🤖 AI Summary
In automated theorem proving (ATP), white-box methods—though enabling intermediate state inspection and incremental reasoning—suffer from significantly lower efficiency compared to black-box large language model (LLM) approaches. To address this, we propose **State Factorization**, a novel white-box technique tailored for the Lean 4 environment: it decomposes complex proof states into independent, parallelizable substate branches, thereby enabling state reuse, context compression, and fine-grained error feedback. We further develop an integrated toolchain supporting parallel proof search, interactive validator integration, and training data augmentation.
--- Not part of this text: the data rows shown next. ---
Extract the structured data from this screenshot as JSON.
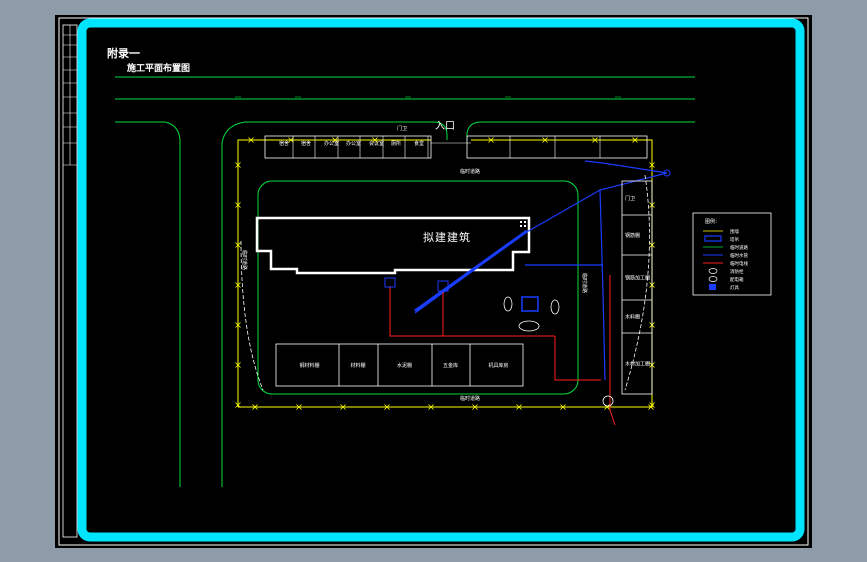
{
  "app": {
    "viewport_background": "#000000",
    "window_background": "#8e9ba8"
  },
  "sheet": {
    "title_line1": "附录一",
    "title_line2": "施工平面布置图",
    "frame_color": "#00e5ff"
  },
  "site": {
    "entrance_label": "入口",
    "building_label": "拟建建筑",
    "top_road_label": "临时道路",
    "bottom_road_label": "临时道路",
    "left_road_label": "临时道路",
    "right_road_label": "临时道路",
    "top_facilities": [
      "宿舍",
      "宿舍",
      "办公室",
      "办公室",
      "会议室",
      "厕所",
      "食堂"
    ],
    "right_facilities": [
      "门卫",
      "钢筋棚",
      "钢筋加工棚",
      "木料棚",
      "木材加工棚"
    ],
    "bottom_sheds": [
      "钢材料棚",
      "材料棚",
      "水泥棚",
      "五金库",
      "机具库房"
    ],
    "top_right_room": "门卫"
  },
  "legend": {
    "title": "图例：",
    "items": [
      "围墙",
      "塔吊",
      "临时道路",
      "临时水管",
      "临时电线",
      "消防栓",
      "配电箱",
      "灯具"
    ]
  },
  "colors": {
    "building": "#ffffff",
    "road": "#00e040",
    "fence": "#ffff00",
    "water": "#1a3cff",
    "power": "#ff2020",
    "text": "#ffffff"
  }
}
Experiments across multiple benchmarks demonstrate that our method consistently outperforms state-of-the-art black-box LLM-based ATP systems. This work constitutes the first systematic validation of factorized white-box paradigms for enhancing both the efficiency and controllability of formal proof search, establishing a new pathway toward reliable, LLM-augmented ATP.
📝 Abstract
Automated theorem proving (ATP) has been a classical problem in artificial intelligence since its inception, yet it remains challenging due to its vast state and action space. Large language models (LLMs) have recently emerged as a promising heuristic for ATP, but they lack correctness guarantees and thus require interaction with a proof verifier. Such interactions typically follow one of two approaches: black-box interaction, which does not utilize intermediate proof states, or white-box approaches, which allow for incremental proof construction and examination of intermediate states. While black-box approaches have directly benefited from recent LLM advances, white-box methods have comparatively lagged behind. In this paper, we address this gap by introducing LeanTree, which consists of (i) a tool built in the Lean 4 language that factorizes complex proof states into simpler, independent branches, and (ii) a dataset of these factorized intermediate states. Our white-box tooling offers several advantages over black-box approaches: it simplifies evaluation, reduces necessary context, generates richer training data, enables parallel search across multiple states, supports efficient reuse of states, and provides feedback in case of errors. Our preliminary results hint that white-box approaches outperform black-box alternatives in some settings.